I do not defend the killing of innocent people by anybody, says Arundhati Roy
There exists an entire spectrum of resistance, which includes the Maoist movement, asking serious questions about democracy and civilisation, not just of our government, but of our planet, author Arundhati Roy said here on Wednesday.
Ms. Roy was giving a talk on the Indian state's War on People, organised by the Committee for Protection of Democratic Rights. While stating that she was on the side of insurgency, Ms. Roy said, “I don't defend the killing of innocent people by anybody. ‘Do you believe in violence,' is a brain-dead question.”
“There is a whole biodiversity of resistance and the Maoists are at one end. While they might differ in their methods, they agree on one thing. This massive sale [of land and resources] is just not on. At the heart of this problem is land. This insurrection is asking serious questions. It's questioning the meaning of democracy and civilisation. These questions have been asked before, but in universities and seminars. But now hundreds of millions of people are asking these questions. That is the beauty of this resistance,” she said. While the Maoist movement has the strategy for resistance, it lacks the vision for a state; a vision which allows our mountains and rivers to be. The “radical question” to ask and which she wished to ask Maoists was: “Can we leave the bauxite in the mountain?” She was referring to the bauxite in Orissa, which is worth $4 trillion and its mining potential.
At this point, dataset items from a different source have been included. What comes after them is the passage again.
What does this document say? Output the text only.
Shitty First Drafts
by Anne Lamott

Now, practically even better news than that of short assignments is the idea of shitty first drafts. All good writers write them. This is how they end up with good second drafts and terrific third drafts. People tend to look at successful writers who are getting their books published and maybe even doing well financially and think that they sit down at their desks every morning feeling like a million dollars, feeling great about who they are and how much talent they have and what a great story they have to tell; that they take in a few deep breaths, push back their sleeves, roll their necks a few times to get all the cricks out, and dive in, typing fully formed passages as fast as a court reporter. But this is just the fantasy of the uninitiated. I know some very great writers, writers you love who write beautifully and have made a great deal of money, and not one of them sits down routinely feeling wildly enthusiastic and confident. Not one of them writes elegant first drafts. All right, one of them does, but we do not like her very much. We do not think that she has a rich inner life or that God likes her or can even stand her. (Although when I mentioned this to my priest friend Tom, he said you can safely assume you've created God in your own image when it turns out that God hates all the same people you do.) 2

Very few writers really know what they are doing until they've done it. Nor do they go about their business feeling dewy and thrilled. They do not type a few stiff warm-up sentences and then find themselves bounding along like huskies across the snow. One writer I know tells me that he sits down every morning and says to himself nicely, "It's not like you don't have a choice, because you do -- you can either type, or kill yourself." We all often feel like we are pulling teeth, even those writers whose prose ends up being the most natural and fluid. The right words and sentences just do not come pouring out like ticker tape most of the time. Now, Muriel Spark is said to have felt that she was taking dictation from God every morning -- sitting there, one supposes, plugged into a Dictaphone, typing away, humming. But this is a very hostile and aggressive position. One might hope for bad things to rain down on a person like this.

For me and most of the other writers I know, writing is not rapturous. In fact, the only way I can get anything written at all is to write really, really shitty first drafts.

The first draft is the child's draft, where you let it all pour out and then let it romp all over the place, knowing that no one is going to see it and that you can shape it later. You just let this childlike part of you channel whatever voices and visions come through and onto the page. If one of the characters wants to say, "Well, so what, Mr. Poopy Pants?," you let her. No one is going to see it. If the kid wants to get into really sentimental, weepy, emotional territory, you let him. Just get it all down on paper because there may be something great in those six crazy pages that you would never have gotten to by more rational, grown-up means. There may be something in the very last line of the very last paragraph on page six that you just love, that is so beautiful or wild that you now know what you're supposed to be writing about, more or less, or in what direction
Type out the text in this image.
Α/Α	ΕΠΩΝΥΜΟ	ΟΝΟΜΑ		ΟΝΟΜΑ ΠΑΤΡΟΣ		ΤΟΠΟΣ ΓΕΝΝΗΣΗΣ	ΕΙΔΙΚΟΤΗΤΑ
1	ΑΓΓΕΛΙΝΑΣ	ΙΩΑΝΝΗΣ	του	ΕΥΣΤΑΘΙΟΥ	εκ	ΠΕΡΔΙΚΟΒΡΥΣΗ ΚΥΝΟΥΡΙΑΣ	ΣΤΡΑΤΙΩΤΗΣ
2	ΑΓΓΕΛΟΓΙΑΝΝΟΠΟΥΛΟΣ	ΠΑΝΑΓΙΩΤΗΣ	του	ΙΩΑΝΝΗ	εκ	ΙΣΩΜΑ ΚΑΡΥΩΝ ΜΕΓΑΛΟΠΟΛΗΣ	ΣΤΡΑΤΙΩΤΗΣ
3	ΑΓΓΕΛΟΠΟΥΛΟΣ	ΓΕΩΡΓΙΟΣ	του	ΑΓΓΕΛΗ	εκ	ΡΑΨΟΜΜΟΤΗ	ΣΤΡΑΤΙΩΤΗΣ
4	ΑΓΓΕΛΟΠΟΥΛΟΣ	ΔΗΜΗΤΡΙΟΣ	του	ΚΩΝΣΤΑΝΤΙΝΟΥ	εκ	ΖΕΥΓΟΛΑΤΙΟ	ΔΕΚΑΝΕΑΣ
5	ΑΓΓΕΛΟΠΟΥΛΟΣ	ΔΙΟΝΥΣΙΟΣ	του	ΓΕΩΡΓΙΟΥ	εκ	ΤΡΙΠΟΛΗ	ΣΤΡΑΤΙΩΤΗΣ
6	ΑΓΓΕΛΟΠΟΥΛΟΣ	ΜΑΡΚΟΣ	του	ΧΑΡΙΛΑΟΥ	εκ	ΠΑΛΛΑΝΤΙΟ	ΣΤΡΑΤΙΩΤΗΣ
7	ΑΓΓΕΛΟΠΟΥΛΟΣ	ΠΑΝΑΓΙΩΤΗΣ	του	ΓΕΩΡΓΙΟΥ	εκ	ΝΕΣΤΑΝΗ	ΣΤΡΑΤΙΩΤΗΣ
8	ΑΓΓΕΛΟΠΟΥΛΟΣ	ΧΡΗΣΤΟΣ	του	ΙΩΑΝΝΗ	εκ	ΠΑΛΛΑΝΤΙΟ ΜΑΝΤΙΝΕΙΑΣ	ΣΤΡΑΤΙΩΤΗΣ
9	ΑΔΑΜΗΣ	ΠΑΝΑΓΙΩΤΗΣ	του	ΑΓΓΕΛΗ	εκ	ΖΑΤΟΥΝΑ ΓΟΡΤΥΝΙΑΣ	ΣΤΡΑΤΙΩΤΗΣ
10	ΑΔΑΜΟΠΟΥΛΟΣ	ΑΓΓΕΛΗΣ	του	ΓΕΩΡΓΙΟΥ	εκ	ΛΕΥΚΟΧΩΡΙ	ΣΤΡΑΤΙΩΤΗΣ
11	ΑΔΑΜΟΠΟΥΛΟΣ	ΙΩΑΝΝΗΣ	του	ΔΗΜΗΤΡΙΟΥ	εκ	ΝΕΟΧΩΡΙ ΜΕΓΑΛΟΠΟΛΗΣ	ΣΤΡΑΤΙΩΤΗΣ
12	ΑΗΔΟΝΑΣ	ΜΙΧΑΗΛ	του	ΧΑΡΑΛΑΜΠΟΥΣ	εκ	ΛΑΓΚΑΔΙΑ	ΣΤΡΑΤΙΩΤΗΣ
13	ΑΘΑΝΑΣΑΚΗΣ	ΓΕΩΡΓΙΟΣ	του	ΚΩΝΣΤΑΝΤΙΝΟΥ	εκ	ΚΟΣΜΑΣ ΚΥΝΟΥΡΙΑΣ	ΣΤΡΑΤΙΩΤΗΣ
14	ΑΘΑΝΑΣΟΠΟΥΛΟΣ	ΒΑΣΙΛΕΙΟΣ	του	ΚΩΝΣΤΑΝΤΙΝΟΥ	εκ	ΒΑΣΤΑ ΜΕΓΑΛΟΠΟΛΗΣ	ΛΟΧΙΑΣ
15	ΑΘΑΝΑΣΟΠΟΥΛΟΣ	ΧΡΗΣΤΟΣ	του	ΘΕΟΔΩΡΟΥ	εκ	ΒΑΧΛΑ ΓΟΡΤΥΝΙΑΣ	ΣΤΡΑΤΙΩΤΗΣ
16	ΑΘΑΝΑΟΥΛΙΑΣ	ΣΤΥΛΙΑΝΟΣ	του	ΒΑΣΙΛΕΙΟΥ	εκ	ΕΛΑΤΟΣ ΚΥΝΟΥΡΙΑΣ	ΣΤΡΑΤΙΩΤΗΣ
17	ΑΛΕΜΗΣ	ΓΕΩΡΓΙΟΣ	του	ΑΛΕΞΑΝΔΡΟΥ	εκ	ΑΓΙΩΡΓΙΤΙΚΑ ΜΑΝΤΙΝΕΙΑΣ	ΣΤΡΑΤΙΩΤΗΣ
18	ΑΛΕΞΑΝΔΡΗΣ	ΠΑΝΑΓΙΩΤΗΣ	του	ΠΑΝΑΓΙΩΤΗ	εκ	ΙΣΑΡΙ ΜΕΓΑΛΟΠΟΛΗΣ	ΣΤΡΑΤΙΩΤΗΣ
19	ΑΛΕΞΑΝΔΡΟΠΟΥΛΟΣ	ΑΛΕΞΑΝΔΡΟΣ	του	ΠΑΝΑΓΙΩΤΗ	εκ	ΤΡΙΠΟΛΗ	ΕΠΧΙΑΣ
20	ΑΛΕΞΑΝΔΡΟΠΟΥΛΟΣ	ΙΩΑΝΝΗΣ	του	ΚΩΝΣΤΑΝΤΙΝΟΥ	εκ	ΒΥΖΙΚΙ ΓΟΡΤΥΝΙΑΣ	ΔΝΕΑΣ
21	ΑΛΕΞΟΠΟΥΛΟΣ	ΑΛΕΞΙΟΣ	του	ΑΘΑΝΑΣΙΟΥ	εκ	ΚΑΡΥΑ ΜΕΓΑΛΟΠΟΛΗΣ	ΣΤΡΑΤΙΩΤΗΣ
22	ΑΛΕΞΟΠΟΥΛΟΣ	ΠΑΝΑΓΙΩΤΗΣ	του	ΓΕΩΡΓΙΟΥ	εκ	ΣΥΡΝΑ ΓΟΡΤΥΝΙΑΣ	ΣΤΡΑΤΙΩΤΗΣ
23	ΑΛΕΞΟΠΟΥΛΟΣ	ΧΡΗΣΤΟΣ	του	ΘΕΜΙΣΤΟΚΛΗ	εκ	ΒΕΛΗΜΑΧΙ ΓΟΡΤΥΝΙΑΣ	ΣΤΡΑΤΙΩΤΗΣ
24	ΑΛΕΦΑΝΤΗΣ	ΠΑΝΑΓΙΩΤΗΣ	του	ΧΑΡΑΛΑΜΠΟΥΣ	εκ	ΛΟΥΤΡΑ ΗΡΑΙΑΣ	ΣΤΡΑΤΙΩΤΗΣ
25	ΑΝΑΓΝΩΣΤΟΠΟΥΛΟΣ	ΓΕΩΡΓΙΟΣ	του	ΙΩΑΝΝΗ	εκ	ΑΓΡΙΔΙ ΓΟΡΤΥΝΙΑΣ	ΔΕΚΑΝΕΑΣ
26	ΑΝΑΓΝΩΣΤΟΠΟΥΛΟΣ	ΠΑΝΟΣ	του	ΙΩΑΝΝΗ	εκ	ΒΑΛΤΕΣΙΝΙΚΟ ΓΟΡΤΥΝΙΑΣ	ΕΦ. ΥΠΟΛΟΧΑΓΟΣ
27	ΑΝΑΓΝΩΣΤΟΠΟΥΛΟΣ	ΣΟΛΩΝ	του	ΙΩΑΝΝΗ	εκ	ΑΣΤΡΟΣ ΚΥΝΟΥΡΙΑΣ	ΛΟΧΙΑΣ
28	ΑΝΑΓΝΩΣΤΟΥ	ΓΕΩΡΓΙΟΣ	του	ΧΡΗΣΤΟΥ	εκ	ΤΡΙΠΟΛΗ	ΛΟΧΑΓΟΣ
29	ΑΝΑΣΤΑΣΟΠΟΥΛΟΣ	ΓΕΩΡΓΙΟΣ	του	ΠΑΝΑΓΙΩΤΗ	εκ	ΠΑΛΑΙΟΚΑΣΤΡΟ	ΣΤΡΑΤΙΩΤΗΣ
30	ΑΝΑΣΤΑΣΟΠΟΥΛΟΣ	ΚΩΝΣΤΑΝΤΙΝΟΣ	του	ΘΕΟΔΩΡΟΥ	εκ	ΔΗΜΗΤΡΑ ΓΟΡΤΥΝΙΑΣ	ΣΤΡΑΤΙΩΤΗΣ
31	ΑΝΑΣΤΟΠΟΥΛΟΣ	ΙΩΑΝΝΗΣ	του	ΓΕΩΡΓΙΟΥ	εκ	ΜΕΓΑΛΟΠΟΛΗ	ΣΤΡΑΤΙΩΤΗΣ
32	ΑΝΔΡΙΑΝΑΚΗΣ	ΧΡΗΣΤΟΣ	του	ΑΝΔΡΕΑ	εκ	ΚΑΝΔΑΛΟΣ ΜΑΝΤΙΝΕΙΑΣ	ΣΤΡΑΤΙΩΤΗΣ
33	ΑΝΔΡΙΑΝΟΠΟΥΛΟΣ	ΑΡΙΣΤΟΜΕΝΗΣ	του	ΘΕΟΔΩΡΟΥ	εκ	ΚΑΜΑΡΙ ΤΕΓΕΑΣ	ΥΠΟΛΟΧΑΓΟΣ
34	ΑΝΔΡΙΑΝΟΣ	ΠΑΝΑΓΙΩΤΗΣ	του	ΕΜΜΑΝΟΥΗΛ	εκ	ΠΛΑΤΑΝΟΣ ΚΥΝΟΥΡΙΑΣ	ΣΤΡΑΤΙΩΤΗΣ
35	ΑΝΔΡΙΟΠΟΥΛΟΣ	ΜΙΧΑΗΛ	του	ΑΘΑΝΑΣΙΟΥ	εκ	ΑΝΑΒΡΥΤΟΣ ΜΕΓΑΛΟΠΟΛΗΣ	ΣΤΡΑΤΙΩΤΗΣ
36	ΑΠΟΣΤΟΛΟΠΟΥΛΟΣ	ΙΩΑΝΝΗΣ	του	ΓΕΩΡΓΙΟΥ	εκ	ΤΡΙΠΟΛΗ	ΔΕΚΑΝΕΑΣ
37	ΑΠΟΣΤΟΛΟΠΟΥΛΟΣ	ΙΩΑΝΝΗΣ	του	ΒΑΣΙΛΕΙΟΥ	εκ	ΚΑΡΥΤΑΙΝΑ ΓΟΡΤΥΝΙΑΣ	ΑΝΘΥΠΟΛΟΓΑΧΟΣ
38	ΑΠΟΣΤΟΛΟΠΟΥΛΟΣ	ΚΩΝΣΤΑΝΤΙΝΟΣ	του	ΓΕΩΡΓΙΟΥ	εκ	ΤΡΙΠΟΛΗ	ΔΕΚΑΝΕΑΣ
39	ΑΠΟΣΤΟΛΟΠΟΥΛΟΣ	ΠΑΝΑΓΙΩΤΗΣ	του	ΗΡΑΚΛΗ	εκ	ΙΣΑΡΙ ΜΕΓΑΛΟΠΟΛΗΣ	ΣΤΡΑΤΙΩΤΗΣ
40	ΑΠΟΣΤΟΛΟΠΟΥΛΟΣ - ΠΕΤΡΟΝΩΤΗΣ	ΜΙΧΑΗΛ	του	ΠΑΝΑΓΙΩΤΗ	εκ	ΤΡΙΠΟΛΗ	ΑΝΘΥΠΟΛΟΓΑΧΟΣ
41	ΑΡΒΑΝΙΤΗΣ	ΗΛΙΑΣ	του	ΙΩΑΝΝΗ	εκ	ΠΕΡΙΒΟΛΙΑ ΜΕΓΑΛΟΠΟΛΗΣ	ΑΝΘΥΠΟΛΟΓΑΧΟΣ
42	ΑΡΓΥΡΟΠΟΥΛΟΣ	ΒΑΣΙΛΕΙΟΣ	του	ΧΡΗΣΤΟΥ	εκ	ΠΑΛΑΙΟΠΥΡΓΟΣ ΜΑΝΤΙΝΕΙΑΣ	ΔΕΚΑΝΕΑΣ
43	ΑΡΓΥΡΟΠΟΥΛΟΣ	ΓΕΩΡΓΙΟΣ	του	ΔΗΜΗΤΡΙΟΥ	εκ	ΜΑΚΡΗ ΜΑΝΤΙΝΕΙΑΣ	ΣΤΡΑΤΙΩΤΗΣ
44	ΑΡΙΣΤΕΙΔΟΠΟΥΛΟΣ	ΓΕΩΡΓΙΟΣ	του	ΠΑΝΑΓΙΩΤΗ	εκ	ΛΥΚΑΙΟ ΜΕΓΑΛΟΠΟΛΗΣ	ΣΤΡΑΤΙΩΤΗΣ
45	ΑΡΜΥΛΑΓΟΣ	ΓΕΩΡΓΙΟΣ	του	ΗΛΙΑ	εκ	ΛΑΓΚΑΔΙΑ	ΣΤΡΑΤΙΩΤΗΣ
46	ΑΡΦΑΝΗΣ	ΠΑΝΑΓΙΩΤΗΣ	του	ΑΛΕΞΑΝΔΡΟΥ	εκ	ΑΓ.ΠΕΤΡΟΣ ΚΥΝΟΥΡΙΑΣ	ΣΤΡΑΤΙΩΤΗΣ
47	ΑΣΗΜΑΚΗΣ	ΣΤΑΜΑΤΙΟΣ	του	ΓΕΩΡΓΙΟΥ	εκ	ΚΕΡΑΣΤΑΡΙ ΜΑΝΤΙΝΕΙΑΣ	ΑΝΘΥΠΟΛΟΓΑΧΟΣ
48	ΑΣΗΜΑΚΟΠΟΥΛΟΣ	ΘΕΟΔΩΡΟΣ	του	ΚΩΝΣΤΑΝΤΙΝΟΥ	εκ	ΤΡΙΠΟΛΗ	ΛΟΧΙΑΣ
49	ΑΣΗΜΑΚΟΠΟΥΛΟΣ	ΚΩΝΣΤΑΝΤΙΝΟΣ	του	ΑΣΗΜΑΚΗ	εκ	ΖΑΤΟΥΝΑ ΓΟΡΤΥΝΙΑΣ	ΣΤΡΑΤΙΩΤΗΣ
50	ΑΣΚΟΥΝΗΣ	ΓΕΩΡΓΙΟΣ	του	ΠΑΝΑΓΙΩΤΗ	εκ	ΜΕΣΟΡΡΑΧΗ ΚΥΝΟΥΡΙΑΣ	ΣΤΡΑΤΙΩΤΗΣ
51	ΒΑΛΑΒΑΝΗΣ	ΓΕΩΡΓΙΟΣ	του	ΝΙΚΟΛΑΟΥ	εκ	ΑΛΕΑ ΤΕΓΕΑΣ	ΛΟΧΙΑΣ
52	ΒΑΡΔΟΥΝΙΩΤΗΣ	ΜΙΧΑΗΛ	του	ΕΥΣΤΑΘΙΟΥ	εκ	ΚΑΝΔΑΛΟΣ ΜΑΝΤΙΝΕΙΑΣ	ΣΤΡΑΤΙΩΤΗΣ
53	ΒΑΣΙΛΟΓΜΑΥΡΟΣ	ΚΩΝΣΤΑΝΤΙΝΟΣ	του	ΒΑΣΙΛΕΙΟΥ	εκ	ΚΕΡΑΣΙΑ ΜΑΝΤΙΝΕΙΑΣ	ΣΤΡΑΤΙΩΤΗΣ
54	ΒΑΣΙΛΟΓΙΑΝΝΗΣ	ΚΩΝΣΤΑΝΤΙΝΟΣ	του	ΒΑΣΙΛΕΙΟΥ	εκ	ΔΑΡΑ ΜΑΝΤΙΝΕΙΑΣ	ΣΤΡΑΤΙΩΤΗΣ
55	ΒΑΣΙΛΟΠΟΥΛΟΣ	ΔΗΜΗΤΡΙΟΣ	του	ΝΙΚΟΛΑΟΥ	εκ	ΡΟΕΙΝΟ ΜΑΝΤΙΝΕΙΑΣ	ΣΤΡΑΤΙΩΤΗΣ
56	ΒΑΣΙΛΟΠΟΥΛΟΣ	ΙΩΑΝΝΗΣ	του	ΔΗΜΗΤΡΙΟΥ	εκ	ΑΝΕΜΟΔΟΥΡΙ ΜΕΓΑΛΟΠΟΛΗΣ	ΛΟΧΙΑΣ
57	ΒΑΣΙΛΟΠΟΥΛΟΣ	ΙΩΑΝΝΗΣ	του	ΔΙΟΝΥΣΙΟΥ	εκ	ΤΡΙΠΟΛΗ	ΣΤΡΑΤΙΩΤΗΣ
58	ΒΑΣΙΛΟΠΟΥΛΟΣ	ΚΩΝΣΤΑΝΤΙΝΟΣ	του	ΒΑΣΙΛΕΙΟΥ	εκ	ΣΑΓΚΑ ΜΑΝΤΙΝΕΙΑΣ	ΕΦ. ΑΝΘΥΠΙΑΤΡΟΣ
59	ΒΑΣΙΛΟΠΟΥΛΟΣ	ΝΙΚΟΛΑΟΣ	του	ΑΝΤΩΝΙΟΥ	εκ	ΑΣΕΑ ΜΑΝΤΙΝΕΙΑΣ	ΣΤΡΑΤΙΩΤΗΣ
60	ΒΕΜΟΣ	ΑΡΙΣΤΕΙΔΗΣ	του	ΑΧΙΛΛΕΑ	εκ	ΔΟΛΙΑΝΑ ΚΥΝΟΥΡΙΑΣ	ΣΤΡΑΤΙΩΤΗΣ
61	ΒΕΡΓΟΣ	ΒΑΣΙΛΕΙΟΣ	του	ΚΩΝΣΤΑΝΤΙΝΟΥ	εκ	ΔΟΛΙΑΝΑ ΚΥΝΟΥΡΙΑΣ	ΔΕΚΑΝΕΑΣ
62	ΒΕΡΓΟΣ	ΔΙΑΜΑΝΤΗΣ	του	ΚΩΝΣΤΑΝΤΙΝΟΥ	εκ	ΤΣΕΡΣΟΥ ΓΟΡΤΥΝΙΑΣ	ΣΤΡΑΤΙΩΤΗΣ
“They [Maoists] don't believe in privatisation, but in state capitalism. You cannot say we will do eco-friendly mining. It needs tremendous amount of water and power. There needs to be a serious conversation [in the resistance movement on this]. We can't betray the causes we are fighting for.”
The government, when it followed the neo-liberal agenda had opened “two locks.” One to the Indian market and another to the Babri Masjid, sowing the seeds of capitalism and Hindu fundamentalism, she said.
Ms. Roy said the state, through its pursuit of economic agenda, had unleashed violence in the form of “a war” upon its own citizens by displacing them in millions and stripping them of their resources.
“This economic totalitarianism can only be achieved through an armed state. The middle class and the media are fighting for an armed state,” she said.
“Why does the government need this war? The government inflates the meaning of Maoist to include anybody who is refusing to surrender their land or resources. What makes it so urgent for the government to fight this war? The media say corrupt politicians have so much money, but never expose where the money comes from.”
Answering questions on development in Adivasi areas, she said: “Policies like the NREGA [since renamed Mahatma Gandhi National Rural Employment Guarantee Act] are like crumbs. You take away everything from them and then you say be happy with it.”
To a question by documentary filmmaker Anand Patwardhan on the recent Jnaneshwari train tragedy, Ms. Roy said if Maoists attacked civilians, this would indeed erode their support base. “But they have the people's support. You have to be careful of an atrocity-based analysis. All of us talk [assuming] they don't have mass support,” she said.
Referring to her article in a news magazine recently on her visit to Dantewada, Ms. Roy said she was happy when “accused” of romanticism.
“I believe in the romance of the revolution. I believe in the romanticism of the forest. We don't have a government; we only have a corporate state now,” she said.
Leading democratic rights activist Gautam Navlakha also spoke at the event. “It is not the Maoists who are going against the law, it is the Government of India which is violating its own Constitution. War is directed against any resistance.” He emphasised that the Maoists were left with no real option than to take up arms. “What are we telling them? Either surrender your land or pick up arms. What do you think they will do?”
Questioning the lack of space for dissent, he said: “If I support their cause, I can be hauled up by the state under Section 39 of the Unlawful Activities Prevention Act [used against pro-Naxals]. So here I am, in a way challenging the state,” he said.
“The problem is we have stopped asking fundamental questions. Do we ask why are they raising this war? Why has armed revolution become acceptable among the tribals? Government reports themselves admit that the task of land reforms is still unfinished. The glass is not half full or half empty, but two-third empty. Eighty per cent population is at the receiving end,” he said.
Indian Maoists need to learn important lessons from their Nepalese counterparts. “They should first establish military power and only then bargain their position. In Nepal, 80 per cent Legislature consists of Maoists, but look at the difficulties that are created for them.”
He refuted any claim that Indians are by nature non-violent. “We are a bunch of hypocrites. When there is armed conflict going on in 235 districts out of 636, how can we say that the country is peaceful? If 47 per cent of our children are malnourished, isn't that violence? Isn't it criminal?”
“We need to look more carefully at government policies. Maoists can't be judged on the crimes that they have done, but on the background of atrocities against them. We have to say no to war against people,” he concluded.